新現役ネットでは3月28日、介護セミナー「ある日突然! 家族に介護が必要になったとき〜慌てる前に知っておくべきこと〜」を開いた。
講師は有料老人ホームなど、高齢者の住まいや介護についての相談を受けるニュー・ライフ・フロンティア介護情報館(東京都港区)の介護コンサルタント、中村寿美子さん。冒頭、「家族の形態が変化している現代では、家族に介護してもらうことは期待できない。しかし、介護はある日突然やってくる」と指摘した。
必要なのはまず、介護保険制度を知ること。介護保険の特徴は選択と契約。自分の責任で選び、自分でサインをする。

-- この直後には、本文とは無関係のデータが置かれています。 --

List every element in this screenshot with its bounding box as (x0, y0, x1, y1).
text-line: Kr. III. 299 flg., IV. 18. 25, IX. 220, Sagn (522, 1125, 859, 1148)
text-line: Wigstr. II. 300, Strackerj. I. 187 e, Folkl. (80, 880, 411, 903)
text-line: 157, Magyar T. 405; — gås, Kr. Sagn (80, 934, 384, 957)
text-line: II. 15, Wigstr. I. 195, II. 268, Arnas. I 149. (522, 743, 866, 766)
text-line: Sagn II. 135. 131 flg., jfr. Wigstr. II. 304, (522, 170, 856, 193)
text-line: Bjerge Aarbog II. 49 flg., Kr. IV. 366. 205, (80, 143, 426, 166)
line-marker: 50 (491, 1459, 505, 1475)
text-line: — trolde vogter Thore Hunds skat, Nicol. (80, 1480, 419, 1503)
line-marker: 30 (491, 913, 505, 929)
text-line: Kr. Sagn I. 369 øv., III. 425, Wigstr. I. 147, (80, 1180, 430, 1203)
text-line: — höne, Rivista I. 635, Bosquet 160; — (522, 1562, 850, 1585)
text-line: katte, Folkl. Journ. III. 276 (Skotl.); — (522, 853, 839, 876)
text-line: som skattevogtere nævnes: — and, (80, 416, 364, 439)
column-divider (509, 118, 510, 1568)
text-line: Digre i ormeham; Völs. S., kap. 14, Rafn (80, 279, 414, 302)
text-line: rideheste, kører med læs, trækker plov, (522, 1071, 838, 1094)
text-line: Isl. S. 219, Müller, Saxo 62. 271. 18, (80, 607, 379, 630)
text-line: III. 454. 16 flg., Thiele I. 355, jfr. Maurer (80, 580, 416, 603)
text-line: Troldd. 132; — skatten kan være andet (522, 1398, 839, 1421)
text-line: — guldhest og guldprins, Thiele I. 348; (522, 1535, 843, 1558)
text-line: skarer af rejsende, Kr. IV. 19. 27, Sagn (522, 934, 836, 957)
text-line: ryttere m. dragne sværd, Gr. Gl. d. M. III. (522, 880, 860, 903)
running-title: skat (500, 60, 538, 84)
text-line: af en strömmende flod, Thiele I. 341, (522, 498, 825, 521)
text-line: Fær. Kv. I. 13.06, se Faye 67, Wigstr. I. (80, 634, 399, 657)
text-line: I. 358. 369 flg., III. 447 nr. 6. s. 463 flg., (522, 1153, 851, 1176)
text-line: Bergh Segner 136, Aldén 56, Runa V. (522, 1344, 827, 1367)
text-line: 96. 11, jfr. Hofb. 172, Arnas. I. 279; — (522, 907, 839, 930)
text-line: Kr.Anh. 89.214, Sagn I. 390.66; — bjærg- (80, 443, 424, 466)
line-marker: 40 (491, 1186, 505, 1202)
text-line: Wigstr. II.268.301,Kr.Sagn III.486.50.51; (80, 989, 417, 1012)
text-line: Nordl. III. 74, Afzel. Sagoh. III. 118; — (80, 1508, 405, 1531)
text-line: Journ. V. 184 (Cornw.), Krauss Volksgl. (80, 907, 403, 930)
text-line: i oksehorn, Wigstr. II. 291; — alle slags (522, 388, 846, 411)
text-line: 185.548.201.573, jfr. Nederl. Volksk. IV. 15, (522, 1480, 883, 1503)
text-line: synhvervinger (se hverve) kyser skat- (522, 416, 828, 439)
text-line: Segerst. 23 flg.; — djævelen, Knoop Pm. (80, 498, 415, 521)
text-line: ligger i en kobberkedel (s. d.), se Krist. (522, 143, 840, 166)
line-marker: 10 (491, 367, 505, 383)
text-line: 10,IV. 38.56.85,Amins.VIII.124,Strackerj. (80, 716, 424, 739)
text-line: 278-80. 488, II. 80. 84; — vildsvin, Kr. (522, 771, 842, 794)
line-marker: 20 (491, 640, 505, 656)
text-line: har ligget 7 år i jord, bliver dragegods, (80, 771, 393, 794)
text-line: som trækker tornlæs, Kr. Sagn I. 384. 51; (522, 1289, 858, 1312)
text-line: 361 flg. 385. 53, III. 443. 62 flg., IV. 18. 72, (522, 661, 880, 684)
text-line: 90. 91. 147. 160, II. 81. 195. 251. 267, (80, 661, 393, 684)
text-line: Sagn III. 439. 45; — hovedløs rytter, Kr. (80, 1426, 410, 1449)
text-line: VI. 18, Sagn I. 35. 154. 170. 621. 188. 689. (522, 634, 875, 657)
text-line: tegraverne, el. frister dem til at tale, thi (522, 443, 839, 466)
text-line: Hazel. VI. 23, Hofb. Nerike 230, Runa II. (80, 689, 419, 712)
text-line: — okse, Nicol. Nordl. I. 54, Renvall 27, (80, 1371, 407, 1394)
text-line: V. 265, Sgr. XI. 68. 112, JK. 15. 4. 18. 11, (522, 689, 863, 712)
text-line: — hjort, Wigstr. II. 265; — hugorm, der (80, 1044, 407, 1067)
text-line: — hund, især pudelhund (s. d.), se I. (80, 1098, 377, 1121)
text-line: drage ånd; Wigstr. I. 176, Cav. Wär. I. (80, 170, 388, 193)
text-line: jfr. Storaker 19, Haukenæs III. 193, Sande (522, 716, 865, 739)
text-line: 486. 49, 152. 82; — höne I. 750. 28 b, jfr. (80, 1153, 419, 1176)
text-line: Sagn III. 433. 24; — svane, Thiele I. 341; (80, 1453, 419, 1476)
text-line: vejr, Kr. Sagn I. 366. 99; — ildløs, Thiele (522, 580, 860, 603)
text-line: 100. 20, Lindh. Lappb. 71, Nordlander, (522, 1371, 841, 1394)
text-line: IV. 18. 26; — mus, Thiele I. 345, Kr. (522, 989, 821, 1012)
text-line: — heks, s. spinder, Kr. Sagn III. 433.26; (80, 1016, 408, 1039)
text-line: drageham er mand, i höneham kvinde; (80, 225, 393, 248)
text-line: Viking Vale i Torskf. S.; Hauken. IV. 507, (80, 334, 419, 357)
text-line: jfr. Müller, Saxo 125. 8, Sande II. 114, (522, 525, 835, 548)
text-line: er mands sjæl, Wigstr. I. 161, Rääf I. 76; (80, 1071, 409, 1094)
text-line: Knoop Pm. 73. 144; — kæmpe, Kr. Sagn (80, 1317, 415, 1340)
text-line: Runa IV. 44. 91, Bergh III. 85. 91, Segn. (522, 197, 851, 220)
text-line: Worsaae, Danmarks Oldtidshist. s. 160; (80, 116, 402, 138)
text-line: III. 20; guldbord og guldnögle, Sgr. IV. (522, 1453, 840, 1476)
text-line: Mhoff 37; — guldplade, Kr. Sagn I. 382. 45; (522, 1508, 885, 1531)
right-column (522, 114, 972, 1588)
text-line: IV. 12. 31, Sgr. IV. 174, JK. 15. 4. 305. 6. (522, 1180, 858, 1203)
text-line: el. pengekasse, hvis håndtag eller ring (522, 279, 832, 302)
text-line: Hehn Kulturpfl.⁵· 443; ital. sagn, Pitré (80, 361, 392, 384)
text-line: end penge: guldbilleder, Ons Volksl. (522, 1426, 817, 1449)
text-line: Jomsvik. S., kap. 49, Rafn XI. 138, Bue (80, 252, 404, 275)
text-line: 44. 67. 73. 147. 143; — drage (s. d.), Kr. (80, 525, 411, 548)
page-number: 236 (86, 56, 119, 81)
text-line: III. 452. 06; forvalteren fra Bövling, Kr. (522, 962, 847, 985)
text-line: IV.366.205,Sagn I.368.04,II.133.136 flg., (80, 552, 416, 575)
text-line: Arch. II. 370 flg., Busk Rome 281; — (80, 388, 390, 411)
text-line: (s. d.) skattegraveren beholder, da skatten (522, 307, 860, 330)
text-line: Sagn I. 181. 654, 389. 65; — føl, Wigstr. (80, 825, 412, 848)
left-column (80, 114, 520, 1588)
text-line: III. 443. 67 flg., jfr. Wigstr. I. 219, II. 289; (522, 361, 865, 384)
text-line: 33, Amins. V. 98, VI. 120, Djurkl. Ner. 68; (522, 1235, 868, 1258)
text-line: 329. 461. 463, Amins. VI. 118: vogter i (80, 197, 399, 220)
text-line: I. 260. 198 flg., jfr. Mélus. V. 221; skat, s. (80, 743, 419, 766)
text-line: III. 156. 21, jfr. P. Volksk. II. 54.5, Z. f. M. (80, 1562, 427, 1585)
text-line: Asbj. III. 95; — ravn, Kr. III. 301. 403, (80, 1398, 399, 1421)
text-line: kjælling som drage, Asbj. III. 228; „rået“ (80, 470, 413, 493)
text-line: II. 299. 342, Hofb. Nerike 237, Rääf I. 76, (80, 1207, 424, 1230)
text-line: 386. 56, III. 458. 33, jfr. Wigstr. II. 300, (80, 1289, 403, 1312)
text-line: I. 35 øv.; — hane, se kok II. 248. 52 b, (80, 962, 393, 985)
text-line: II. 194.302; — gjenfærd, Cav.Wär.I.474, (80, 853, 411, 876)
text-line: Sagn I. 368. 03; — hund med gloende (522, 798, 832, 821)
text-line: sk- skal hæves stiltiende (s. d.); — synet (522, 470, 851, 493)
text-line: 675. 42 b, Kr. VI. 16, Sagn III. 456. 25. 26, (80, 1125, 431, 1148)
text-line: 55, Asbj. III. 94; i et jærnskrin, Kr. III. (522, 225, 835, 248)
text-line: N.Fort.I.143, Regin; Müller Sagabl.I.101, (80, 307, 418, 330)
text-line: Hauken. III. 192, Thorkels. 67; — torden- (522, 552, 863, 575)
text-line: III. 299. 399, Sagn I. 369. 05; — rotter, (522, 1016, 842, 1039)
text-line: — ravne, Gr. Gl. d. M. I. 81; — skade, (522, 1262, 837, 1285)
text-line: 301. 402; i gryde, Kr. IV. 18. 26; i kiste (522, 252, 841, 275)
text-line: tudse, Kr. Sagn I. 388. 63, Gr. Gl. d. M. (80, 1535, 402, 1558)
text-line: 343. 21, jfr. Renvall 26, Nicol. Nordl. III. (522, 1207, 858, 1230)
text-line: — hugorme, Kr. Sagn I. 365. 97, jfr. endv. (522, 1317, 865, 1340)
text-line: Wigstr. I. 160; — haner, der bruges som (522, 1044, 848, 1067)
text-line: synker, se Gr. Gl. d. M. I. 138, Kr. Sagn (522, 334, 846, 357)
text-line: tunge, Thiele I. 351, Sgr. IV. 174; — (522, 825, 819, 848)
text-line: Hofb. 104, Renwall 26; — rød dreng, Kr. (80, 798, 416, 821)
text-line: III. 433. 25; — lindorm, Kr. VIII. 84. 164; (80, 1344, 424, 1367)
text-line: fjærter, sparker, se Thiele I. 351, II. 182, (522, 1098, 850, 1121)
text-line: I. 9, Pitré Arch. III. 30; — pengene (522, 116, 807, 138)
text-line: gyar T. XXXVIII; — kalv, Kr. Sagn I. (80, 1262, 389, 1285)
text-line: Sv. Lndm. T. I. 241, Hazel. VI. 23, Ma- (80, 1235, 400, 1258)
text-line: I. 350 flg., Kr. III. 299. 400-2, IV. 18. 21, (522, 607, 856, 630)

施設は種類が多岐にわたるのでよく検討する必要がある。どの程度、元気で、介護がどのくらい必要なのか。施設の種類によっては、いくら払えるのか、運営状況はどうなのかなど、事前チェックのポイントがあるという。
介護が始まったら、家族は中心人物を決めてその人を中心に介護計画を立てる。親兄弟多くの意見を聞いても、方向性が決まらず、介護を受ける本人が一番、大変になるからだ。
このほか、終末期に延命治療を受けるのか、認知症になって判断力が失われたらどうするか、葬儀はどうしたいかなどを決めておき、それを家族に話しておくことも重要という。
最後に中村さんは、「人は必ず老いるが、『老い』を受け入れる覚悟ができておらず、介護に直面してパニックになる人が多い。誰かが何とかしてくれる時代はとうの昔に終わったと自覚すべきでしょう」と結んだ。